They both exhibit the remarkable hydrophobicity demonstrated by the Cassie-Baxter law of wetting. For us non-scientists, this law describes the way in which bumpy, hairy or otherwise rough surfaces repel water. Try wetting a pigeon's feathers. If you don't have a pigeon handy, collect a colony of fire ants and dump them in the water. They will cling together and form a tight raft: jaw to leg; leg to leg; clinging to each other tightly in every possible way. The recent Proceedings of the National Academies includes a report that describes the raft formed by fire ants in water. The Cassie -Baxter law explains that the very rough surface of the raft repels water. Duck feathers do, too.
I read about this in the Washington Post. I wanted to know more about Cassie and Baxter. My search led me to the Farady Society, a British society for the study of physical chemistry founded in 1903. Such societies encouraged research and engaged in lively meetings to discuss and critique their members' work. The Transactions of the Farady Society were published from 1901 to 1971. I can almost smell the cigar smoke and see the members in their leather chairs, sipping port and arguing.

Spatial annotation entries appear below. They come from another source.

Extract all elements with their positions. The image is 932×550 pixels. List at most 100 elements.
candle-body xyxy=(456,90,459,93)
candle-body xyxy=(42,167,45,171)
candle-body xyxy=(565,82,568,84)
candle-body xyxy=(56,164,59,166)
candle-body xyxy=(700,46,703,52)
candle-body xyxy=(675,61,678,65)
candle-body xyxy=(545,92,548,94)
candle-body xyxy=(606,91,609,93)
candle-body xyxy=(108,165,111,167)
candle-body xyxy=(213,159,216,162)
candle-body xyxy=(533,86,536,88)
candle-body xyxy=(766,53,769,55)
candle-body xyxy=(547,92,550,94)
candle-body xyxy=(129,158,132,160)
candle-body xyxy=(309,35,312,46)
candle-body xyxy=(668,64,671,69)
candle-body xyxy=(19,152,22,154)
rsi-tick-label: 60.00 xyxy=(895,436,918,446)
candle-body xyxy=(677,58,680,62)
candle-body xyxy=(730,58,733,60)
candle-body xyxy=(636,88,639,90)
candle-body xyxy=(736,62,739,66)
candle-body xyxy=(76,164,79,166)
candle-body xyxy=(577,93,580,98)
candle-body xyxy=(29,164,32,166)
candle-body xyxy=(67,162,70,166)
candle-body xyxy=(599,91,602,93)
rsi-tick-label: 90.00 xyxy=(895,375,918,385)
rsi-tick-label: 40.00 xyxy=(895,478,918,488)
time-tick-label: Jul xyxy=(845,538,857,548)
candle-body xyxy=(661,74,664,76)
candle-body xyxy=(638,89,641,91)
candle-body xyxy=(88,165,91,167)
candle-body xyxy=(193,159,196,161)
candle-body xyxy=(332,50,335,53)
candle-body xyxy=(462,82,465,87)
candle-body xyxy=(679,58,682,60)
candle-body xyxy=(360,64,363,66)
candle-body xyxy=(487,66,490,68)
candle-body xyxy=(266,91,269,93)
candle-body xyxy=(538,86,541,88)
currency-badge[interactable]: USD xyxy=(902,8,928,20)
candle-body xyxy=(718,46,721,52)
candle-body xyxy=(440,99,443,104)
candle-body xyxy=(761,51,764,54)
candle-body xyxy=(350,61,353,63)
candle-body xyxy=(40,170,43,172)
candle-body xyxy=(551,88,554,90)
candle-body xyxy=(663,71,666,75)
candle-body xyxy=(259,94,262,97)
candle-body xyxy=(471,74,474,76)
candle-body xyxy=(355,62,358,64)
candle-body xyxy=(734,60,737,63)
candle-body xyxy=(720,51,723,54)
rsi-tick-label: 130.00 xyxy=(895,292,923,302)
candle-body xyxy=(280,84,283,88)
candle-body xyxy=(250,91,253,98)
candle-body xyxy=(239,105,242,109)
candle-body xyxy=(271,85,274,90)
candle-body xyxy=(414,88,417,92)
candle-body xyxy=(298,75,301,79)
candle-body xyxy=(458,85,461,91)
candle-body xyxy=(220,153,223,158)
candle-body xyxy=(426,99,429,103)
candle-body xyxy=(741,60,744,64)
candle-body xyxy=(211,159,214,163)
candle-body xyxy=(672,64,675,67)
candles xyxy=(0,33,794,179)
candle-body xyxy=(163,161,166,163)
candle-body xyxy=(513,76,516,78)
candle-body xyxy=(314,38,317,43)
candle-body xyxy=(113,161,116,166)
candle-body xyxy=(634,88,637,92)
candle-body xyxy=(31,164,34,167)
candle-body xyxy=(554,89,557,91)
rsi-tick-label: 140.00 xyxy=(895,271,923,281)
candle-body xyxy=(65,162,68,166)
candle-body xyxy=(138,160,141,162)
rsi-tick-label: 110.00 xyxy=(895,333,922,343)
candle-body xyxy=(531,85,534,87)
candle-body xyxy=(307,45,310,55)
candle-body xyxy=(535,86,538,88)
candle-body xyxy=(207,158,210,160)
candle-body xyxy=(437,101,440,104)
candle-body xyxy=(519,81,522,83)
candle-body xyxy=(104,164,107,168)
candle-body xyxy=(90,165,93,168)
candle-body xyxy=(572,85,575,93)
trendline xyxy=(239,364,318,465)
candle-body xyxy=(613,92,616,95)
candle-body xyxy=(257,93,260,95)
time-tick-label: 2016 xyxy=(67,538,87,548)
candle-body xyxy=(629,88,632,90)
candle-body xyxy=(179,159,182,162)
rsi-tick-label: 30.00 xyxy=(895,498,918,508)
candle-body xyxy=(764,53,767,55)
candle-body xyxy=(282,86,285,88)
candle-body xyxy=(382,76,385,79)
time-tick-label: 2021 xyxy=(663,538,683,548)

A. B. D. Cassie and S. Baxter's work, The Wettability of Porous Surfaces appeared in volume 40, page 546 in 1944. England, and the world were at war - the outcome still in doubt. Anything that could possibly aid the war effort was strictly rationed. Damage from the Blitz was tidied but not repaired. Throughout those dark days, the human spirit was not diminished. We have many examples, and with Cassie and Baxter's work, another. They were inquisitive, disciplined and undaunted by the deprivations of war-time London. You can join the Royal Society of Chemistry, and read their paper, or just think of them and whisper God Save the Queen.